I’ve only made it part way through the first page, so I don’t know if it’s been covered, but much of the confusion about drivers and LEDs stems from a misunderstanding of how LEDs actually behave, or operate, IMO.
An LED can most simply be described, IMO, as acting like a gate or bridge. There is a certain amount of voltage (V) that is required in order for the diode to allow current to pass through the gate or cross the bridge. Until you reach that voltage, the gate remains closed and no current crosses the junction. As you increase the voltage (V) you reach a threshold where the gate begins to open, as voltage continues to increase you are opening the gate further and further. How much electricity flows across the LED is determined by the makeup of each individual LED. Current is measured in amps (A). The wider the gate is opened (meaning the higher the (V), the more (A) can travel through or across the junction.

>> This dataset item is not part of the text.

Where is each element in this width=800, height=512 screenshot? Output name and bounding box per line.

We control the amount of current going across an emitter by opening or closing the gate with drivers. Imagine the gate as voltage (V), and current (A) as individual electrons passing though the gate.
A Constant Current driver doesnt pay any attention to how far the gate is opened or closed (voltage), so long as a certain number of electrons pass through the gate (A).
A Constant Voltage driver doesn’t care how many electrons (A) pass though the gate so long as the gate stays at a certain spot in its opened or closed range (V).
This analogy is of course oversimplified and imperfect, and there is a better analogy I’m thinking of, but it’s a lot longer, so hopefully this will suffice and explain the relationship between LEDs and drivers more clearly.
-Michael
” As you increase the voltage (V) you reach a threshold where the gate begins to open, as voltage continues to increase you are opening the gate further and further. How much electricity flows across the LED is determined by the makeup of each individual LED. Current is measured in amps (A). The wider the gate is opened (meaning the higher the (V), the more (A) can travel through or across the junction”
That was helpful….understood!